The state began deferring payments to districts -- postponing them, in effect -- back in 2001. Like most bad habits, it started with a small step in the wrong direction.
Eleven years ago, state legislators moved a small number of payouts to schools from June to July, pushing them into the next fiscal year. Lora Duzyk, the assistant superintendent for business services with the San Diego County Office of Education, said the shift allowed the state to pass a balanced budget, but it started a trend.
“When the budget crisis hit in 2007-2008, the state started running into cash problems and they remembered they had the ability to do this,” she said.
The state’s action forces districts to regard their budgets like a game of chess – figuring out which fund to raid and which one has to be paid back first, she said.
Many school districts have cash reserves in a number of different accounts, and to cover the shortfall waiting for the state money, districts use those reserves to cover daily operating expenses.
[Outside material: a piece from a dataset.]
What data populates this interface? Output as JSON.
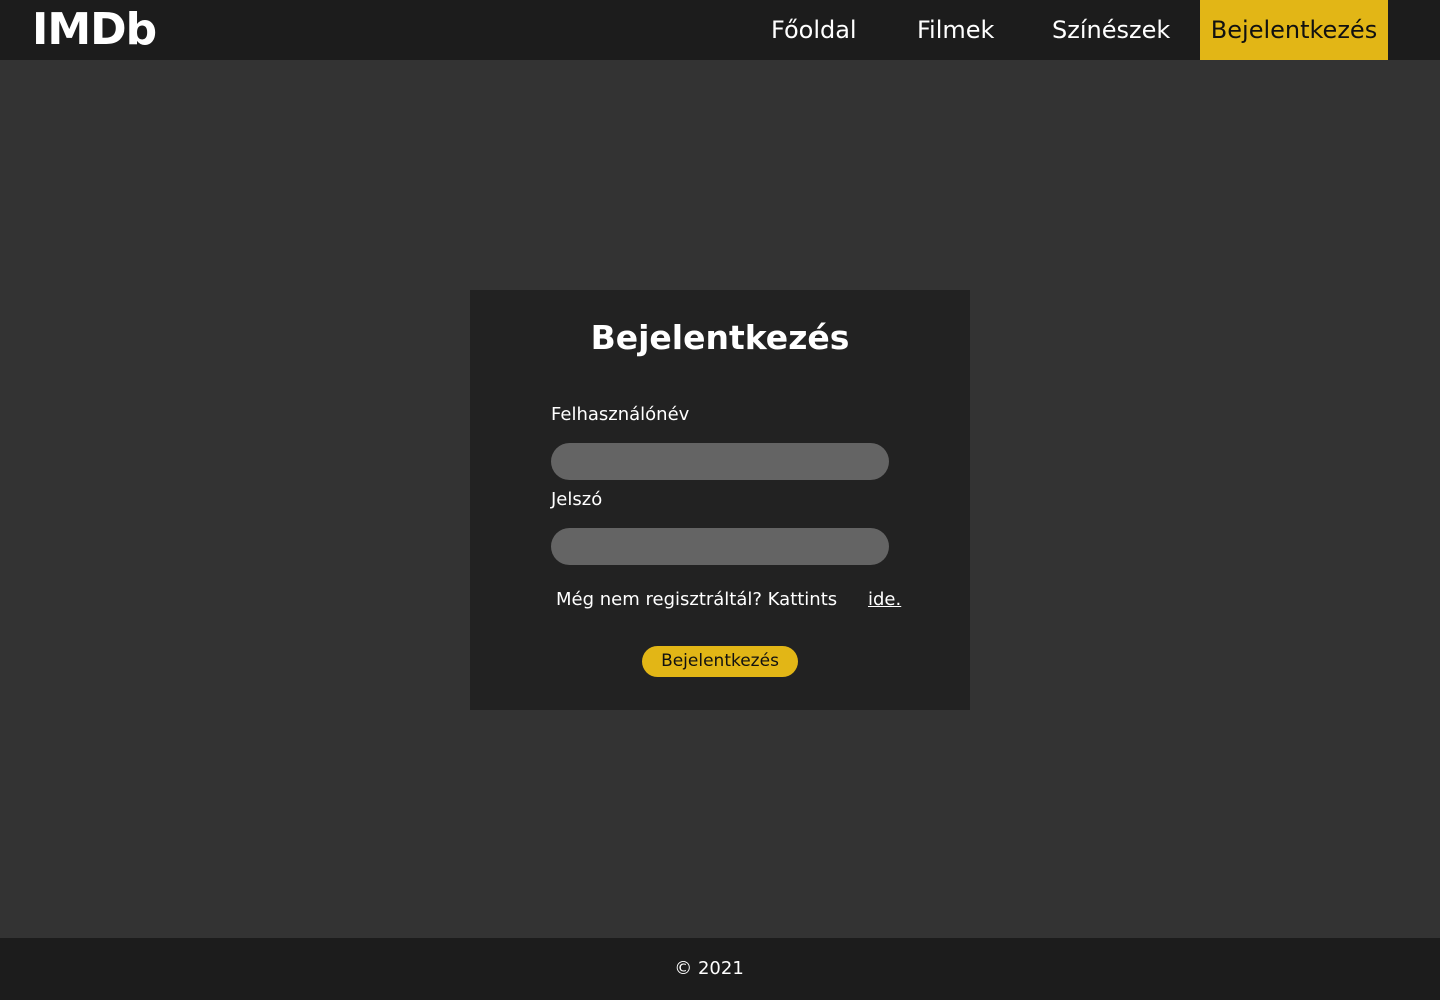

But the reserves aren’t always enough, so some districts issue short term bonds to cover daily expenses, a move that can cost millions of dollars in interest payments and administrative fees.
“Borrowing from your own funds is the cheapest form of borrowing that you can get,” Duzyk said. “It saves districts money if they have the capacity to borrow within their own funds and pay back.”
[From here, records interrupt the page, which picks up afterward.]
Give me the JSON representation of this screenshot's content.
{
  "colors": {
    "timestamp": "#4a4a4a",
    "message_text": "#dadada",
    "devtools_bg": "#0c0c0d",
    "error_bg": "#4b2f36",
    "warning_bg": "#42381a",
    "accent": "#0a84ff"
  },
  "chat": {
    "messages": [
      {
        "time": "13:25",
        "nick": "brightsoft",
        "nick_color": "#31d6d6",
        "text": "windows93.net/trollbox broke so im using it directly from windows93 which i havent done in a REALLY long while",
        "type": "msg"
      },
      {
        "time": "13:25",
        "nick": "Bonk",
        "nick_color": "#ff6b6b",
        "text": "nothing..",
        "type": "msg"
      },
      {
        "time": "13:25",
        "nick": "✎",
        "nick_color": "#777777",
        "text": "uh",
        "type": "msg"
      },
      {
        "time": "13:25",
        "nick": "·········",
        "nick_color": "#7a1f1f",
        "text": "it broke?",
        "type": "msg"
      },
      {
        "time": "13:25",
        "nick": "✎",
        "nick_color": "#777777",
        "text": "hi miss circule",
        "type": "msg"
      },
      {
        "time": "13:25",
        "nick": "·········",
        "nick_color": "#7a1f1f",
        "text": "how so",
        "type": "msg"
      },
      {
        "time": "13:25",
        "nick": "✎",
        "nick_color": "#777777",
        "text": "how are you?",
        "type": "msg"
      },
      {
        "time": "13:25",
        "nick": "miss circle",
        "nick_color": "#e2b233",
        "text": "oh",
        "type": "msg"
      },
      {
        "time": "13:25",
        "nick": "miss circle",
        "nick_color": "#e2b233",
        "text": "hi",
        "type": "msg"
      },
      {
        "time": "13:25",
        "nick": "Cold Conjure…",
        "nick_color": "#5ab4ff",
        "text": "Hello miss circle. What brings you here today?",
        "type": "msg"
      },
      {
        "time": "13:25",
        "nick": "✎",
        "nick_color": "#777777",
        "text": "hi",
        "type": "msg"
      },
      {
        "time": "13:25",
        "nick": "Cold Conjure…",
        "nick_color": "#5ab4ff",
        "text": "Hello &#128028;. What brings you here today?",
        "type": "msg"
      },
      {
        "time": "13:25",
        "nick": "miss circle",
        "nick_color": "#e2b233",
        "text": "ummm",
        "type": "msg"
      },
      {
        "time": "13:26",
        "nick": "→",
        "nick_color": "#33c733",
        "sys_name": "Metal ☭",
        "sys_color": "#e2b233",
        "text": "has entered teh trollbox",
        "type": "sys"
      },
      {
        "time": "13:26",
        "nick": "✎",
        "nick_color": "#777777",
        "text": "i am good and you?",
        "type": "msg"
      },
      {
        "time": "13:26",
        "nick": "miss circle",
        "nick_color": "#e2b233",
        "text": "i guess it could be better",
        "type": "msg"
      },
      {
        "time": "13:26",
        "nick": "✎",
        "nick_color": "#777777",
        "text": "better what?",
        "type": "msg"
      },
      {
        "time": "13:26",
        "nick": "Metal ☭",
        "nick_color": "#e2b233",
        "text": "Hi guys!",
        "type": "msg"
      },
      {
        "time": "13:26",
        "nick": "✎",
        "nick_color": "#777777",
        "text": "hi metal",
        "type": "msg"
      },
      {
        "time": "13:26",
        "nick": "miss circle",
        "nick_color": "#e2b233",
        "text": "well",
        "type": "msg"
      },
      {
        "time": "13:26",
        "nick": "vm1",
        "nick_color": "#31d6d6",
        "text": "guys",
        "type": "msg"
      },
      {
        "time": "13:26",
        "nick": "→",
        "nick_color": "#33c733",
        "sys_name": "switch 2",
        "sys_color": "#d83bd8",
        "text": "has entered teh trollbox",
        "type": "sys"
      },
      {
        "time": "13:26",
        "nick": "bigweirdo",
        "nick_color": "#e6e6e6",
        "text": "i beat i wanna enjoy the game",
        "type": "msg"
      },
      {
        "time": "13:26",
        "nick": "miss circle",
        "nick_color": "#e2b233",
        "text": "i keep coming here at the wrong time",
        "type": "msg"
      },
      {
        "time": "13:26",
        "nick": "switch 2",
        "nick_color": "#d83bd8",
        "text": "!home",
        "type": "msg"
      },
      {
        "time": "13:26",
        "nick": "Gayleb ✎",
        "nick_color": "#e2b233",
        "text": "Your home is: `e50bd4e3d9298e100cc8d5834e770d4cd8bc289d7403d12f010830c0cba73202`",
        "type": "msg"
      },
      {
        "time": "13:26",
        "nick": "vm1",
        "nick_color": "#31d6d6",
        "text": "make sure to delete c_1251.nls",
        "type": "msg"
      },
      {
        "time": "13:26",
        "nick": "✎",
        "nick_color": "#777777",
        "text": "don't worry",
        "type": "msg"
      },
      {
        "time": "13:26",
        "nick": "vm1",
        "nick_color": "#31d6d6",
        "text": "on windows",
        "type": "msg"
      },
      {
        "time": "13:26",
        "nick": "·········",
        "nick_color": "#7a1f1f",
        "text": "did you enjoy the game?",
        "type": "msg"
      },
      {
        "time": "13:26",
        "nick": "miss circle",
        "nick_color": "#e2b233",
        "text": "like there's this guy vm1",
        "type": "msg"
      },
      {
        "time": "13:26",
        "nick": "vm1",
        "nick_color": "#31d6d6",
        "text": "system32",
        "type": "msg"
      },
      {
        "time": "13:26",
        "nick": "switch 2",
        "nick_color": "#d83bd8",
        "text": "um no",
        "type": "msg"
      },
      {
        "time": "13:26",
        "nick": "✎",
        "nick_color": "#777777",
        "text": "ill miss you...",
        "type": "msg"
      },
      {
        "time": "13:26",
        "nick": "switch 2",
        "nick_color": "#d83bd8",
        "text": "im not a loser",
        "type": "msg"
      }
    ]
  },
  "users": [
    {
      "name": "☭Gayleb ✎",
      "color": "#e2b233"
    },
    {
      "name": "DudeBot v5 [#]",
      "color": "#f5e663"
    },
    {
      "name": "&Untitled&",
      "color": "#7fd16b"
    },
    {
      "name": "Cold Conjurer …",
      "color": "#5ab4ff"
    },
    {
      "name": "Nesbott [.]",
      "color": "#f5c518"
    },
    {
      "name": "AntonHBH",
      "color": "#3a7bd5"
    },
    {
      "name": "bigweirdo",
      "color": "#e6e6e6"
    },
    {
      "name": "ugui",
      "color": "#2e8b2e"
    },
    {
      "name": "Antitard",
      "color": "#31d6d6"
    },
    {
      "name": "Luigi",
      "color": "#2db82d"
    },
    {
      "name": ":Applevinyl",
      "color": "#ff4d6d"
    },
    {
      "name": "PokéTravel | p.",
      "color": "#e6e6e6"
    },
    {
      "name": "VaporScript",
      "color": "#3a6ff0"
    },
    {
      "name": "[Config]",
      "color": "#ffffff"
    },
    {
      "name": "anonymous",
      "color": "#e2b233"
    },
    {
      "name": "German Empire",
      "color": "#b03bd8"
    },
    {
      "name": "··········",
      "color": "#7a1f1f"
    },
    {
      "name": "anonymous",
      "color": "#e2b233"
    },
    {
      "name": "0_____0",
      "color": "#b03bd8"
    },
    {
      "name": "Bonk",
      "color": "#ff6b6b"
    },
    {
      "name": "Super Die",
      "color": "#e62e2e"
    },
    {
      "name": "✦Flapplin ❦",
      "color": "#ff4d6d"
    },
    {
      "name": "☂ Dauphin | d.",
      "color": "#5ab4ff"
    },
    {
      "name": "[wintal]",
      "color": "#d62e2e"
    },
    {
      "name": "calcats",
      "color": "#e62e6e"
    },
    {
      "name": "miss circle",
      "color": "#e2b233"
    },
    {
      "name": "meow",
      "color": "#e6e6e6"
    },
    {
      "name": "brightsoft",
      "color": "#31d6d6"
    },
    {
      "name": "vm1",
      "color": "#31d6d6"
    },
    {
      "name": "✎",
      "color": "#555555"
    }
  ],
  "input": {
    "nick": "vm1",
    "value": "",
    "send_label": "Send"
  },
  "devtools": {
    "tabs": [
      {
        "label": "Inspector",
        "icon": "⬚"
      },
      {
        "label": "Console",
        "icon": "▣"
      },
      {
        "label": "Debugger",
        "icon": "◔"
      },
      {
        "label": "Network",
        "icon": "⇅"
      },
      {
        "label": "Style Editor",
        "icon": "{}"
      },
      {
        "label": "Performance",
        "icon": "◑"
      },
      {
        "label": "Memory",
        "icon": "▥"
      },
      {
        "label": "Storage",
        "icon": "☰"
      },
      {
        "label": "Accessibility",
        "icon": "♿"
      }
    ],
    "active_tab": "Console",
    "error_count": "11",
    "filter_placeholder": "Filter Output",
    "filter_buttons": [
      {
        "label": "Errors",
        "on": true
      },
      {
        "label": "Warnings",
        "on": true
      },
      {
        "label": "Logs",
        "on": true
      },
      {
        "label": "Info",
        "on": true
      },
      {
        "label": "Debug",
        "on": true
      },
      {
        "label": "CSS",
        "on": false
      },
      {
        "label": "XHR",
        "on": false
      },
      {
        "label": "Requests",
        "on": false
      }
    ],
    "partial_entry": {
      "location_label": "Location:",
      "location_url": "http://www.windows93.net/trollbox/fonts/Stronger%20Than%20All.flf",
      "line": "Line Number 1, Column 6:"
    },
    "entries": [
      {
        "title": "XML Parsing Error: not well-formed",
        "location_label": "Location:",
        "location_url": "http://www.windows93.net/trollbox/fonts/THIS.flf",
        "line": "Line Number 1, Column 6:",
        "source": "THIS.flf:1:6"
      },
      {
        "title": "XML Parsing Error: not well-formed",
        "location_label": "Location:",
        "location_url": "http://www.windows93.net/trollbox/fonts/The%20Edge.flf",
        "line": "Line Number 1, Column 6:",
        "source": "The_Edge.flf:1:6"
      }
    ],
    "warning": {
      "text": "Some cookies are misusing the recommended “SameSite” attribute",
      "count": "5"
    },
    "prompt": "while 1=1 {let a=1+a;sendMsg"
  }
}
A couple years ago, Sweetwater got in trouble for borrowing money from a building fund to pay its operating expenses and not paying it back on time. That was the beginning of the scrutiny and scandal that have since befallen Sweetwater’s finances.
It is no longer able to borrow from its building fund, known as Prop O, but it is borrowing from other funds including its Mello-Roos account. That money, accumulated through special fees paid by homeowners, is supposed to pay for tangible items like schools, buses and computers.
The San Diego County Department of Education says districts can borrow from Mello-Roos funds if they pay it back with interest and if the district has legal control over the fund.
“As long as the [Mello-Roos] fund is made whole for any economic loss it would have suffered, like the interest, there’s no consequence to that,” Knott said.
Sweetwater has enough in those accounts so it doesn’t have to issue the types of bonds San Diego Unified and others have resorted to.
Duczk and other administrators hope that the voter-approved Prop. 30, the initiative that raises taxes to fund schools, will enable the state to start making good on its promise to pay districts on time.
Still, Knott said he isn’t holding his breath waiting for cash to flow from state coffers. He’s got plenty of questions for state lawmakers about next year’s budget, and where it will leave districts like his.
“Prop 30 meant that the state stopped digging our hole any deeper. It didn’t fill in the hole,” Knott said. “We’re still in the hole, and they’re still standing there with a shovel in their hand so they can resume digging any time that they want.”
KPBS Reporter Joanne Faryon contributed to this report.